L’on est effrayé lorsqu’on lit dans des comptes ren­dus de congrès les “ pro­grès ” obte­nus par telle ou telle nou­velle chi­mio­thé­ra­pie, avec une médiane de sur­vie pas­sée de neuf à quinze mois… mais au prix de quelles souffrances.

En tant qu’ancien spé­cia­liste de l’hypertension arté­rielle et des mala­dies vas­cu­laires, je ne peux évi­dem­ment que sous­crire à ce qu’ils écrivent concer­nant les ali­ments salés et sucrés et tout par­ti­cu­liè­re­ment toutes ces pré­pa­ra­tions “ cui­si­nées ” enri­chies en sel (dès les ali­ments pour bébé), car le sel rehausse le goût et fait vendre ! Mais il est un des fac­teurs prin­ci­paux de l’hypertension artérielle.

Même remarque pour les bois­sons sucrées (sodas et autres) dont on abreuve les jeunes, avec la géné­ra­tion d’obèses, d’hypertendus et de dia­bé­tiques déjà pré­sente. J’ai beau­coup aimé l’expression “ l’économie para­si­taire ” qui exploite cette situa­tion et pros­père sur les futures victimes.

Quant au dis­cours de Hor­ris, s’il est hor­rible dans ses déduc­tions, il contient néan­moins cer­taines véri­tés ; mais il fau­drait employer d’autres moyens pour remé­dier au mal.

Cepen­dant, et c’est à par­tir de là où mon opi­nion diverge, on ne peut pas accu­ser les labo­ra­toires phar­ma­ceu­tiques de tous les maux. Toutes les grandes décou­vertes thé­ra­peu­tiques – ou presque toutes – anti­bio­tiques, hor­mones, neu­ro­lep­tiques, anti­hy­per­ten­seurs leur sont dues. Certes le but est le pro­fit, mais celui-ci est indis­pen­sable pour sub­ven­tion­ner la Recherche et trou­ver de nou­velles molécules.

Pour l’hypertension arté­rielle, j’ai vécu l’histoire des pro­grès thé­ra­peu­tiques depuis 1960. Avant il n’y avait rien et les malades mou­raient, soit très vite (HTA maligne avec céci­té, insuf­fi­sance car­diaque) soit plus tar­di­ve­ment (hémi­plé­gie, coro­naires, insuf­fi­sance rénale…).

Trente ans plus tard cette mala­die est tota­le­ment sous contrôle, grâce à des médi­ca­tions diverses, actives et bien tolé­rées, prises au long cours. C’est un fait que j’ai vécu et qui en tant que méde­cin a été une immense satisfaction.

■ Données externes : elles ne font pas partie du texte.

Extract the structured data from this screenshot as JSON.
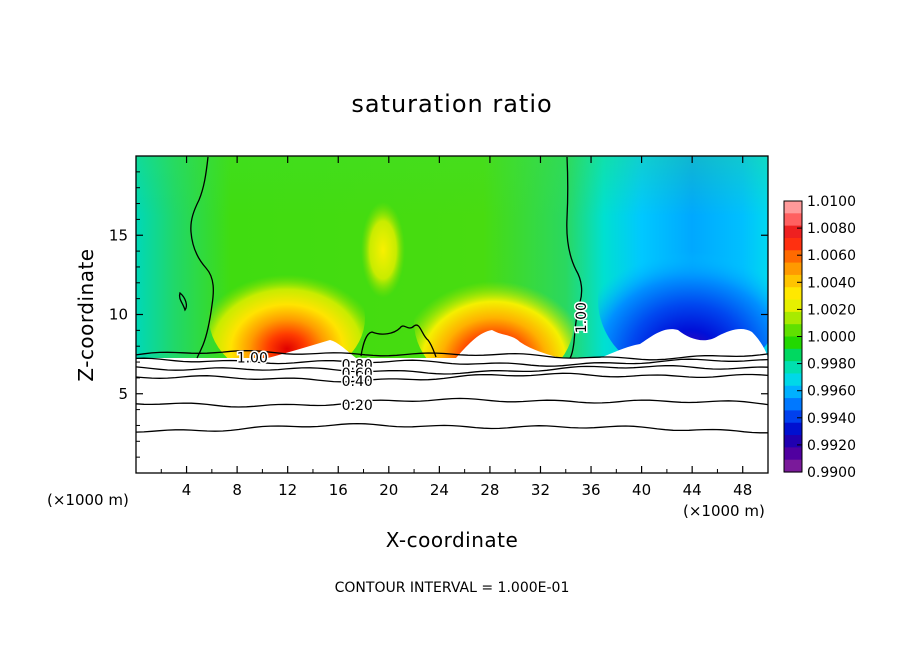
{
  "chart_data": {
    "type": "heatmap",
    "title": "saturation ratio",
    "xlabel": "X-coordinate",
    "ylabel": "Z-coordinate",
    "x_unit_left": "(×1000 m)",
    "x_unit_right": "(×1000 m)",
    "xlim": [
      0,
      50
    ],
    "ylim": [
      0,
      20
    ],
    "x_ticks": [
      4,
      8,
      12,
      16,
      20,
      24,
      28,
      32,
      36,
      40,
      44,
      48
    ],
    "y_ticks": [
      5,
      10,
      15
    ],
    "colorbar": {
      "min": 0.99,
      "max": 1.01,
      "ticks": [
        "1.0100",
        "1.0080",
        "1.0060",
        "1.0040",
        "1.0020",
        "1.0000",
        "0.9980",
        "0.9960",
        "0.9940",
        "0.9920",
        "0.9900"
      ],
      "colors": [
        "#ff9a9a",
        "#ff6060",
        "#ee2020",
        "#ff3010",
        "#ff6a00",
        "#ff9a00",
        "#ffc400",
        "#ffe800",
        "#e6f000",
        "#a8ea00",
        "#60e000",
        "#22d800",
        "#00d860",
        "#00e0b0",
        "#00d8e8",
        "#00b0ff",
        "#0078ff",
        "#0040ee",
        "#0010d0",
        "#2000b0",
        "#5000a0",
        "#7a1a9a"
      ]
    },
    "contours": [
      {
        "label": "1.00",
        "z": [
          7.3,
          7.6
        ]
      },
      {
        "label": "0.80",
        "z": [
          6.9,
          7.1
        ]
      },
      {
        "label": "0.60",
        "z": [
          6.4,
          6.7
        ]
      },
      {
        "label": "0.40",
        "z": [
          5.9,
          6.2
        ]
      },
      {
        "label": "0.20",
        "z": [
          4.3,
          4.6
        ]
      },
      {
        "label": "",
        "z": [
          2.7,
          3.0
        ]
      }
    ],
    "contour_label_marks": [
      {
        "text": "1.00",
        "x": 9.2,
        "z": 7.3
      },
      {
        "text": "0.80",
        "x": 17.5,
        "z": 6.85
      },
      {
        "text": "0.60",
        "x": 17.5,
        "z": 6.3
      },
      {
        "text": "0.40",
        "x": 17.5,
        "z": 5.8
      },
      {
        "text": "0.20",
        "x": 17.5,
        "z": 4.3
      },
      {
        "text": "1.00",
        "x": 35.2,
        "z": 9.8,
        "vertical": true
      }
    ],
    "footnote": "CONTOUR INTERVAL = 1.000E-01"
  }
}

Même remarque pour les neu­ro­lep­tiques et la schi­zo­phré­nie. Il n’y a pas de gué­ri­son certes, mais néan­moins une amé­lio­ra­tion indis­cu­table de la qua­li­té de vie. Pour les anti­dé­pres­seurs éga­le­ment. Il faut évi­dem­ment évi­ter les abus, mais c’est une joie pro­fonde de pou­voir sup­pri­mer l’horrible souf­france morale de la dépres­sion, tel­le­ment insup­por­table qu’elle conduit sou­vent au suicide.

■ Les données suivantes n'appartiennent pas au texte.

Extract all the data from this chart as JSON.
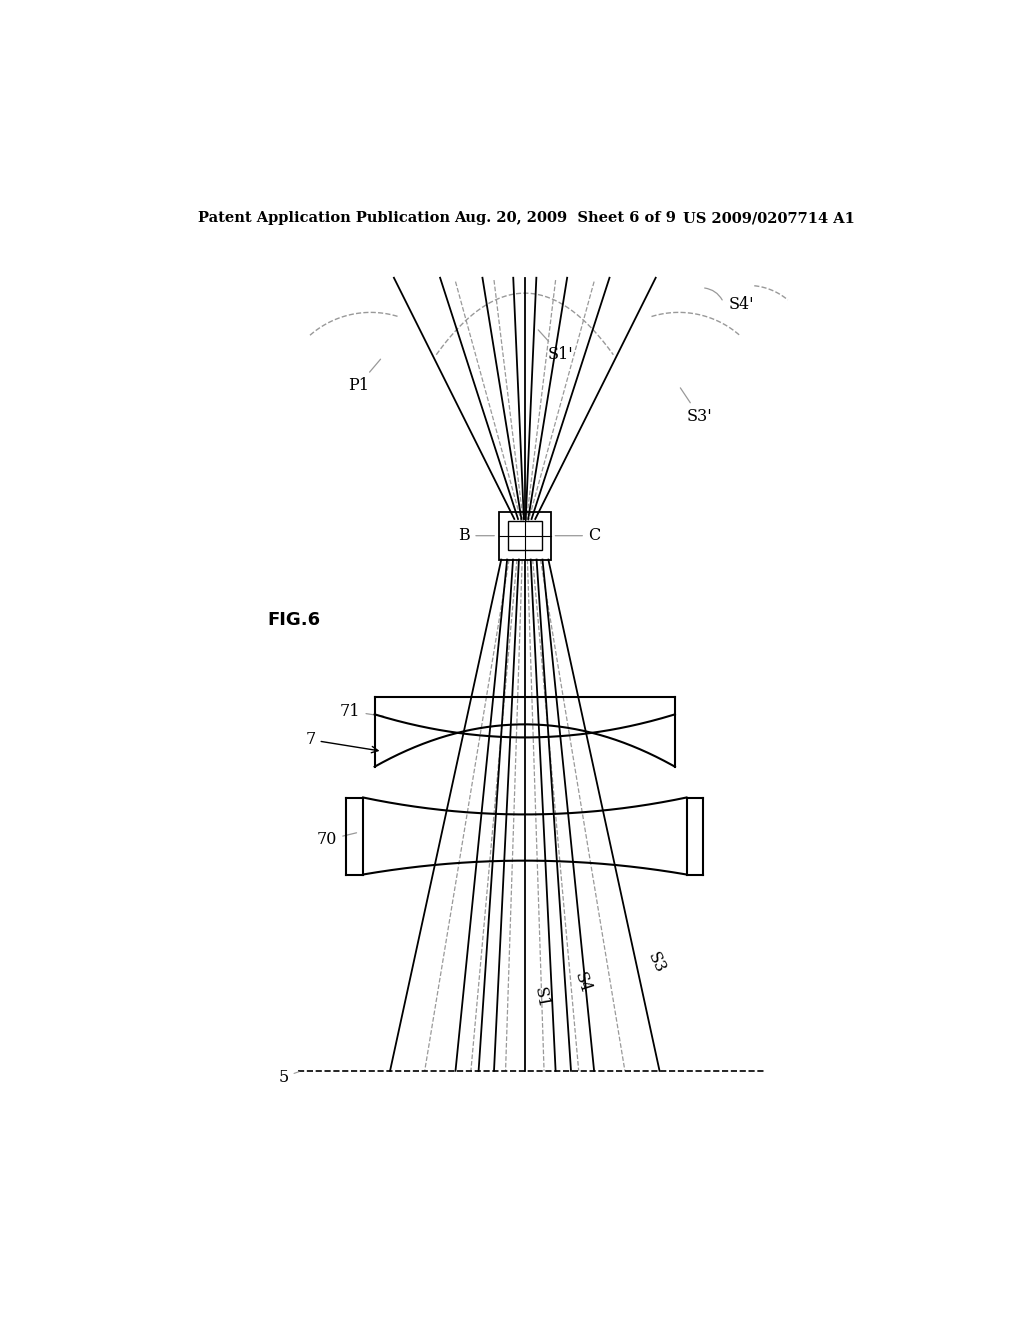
{
  "bg_color": "#ffffff",
  "line_color": "#000000",
  "dashed_color": "#999999",
  "header_left": "Patent Application Publication",
  "header_mid": "Aug. 20, 2009  Sheet 6 of 9",
  "header_right": "US 2009/0207714 A1",
  "fig_label": "FIG.6",
  "label_7": "7",
  "label_70": "70",
  "label_71": "71",
  "label_B": "B",
  "label_C": "C",
  "label_P1": "P1",
  "label_S1p": "S1'",
  "label_S3p": "S3'",
  "label_S4p": "S4'",
  "label_S1": "S1",
  "label_S3": "S3",
  "label_S4": "S4",
  "label_5": "5"
}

Évi­ter et sup­pri­mer toutes les causes est pré­fé­rable, mais lorsqu’il n’est pas pos­sible de le faire, ni à court terme, ni tota­le­ment, le devoir du méde­cin est de soigner.

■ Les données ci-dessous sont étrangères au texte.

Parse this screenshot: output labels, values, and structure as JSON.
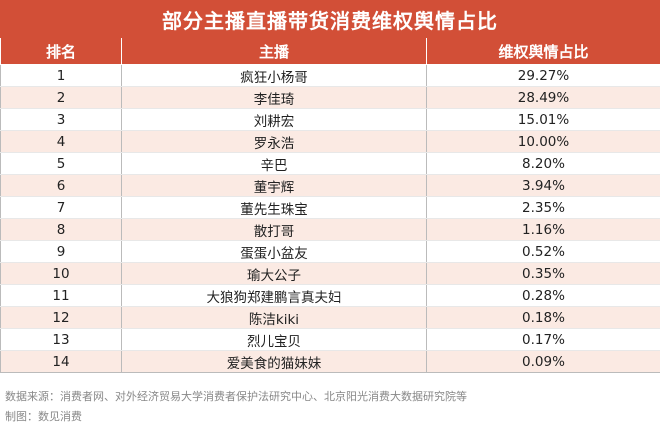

Ces remarques per­son­nelles ne retirent rien à l’immense inté­rêt des don­nées appor­tées par les auteurs. Il faut leur sou­hai­ter de nom­breux lec­teurs, sur­tout par­mi les poli­tiques et les décideur

Pro­fes­seur Gil­bert LAGRUE
Pro­fes­seur hono­raire de la facul­té de méde­cine de Paris XII
Res­pon­sable du Centre de taba­co­lo­gie de l’hôpital Che­ne­vier à Créteil
Auteur du livre Arrê­ter de fumer ? Édi­tions Odile Jacob, 2000, ouvrage dont les droits d’auteur sont attri­bués à la Recherche.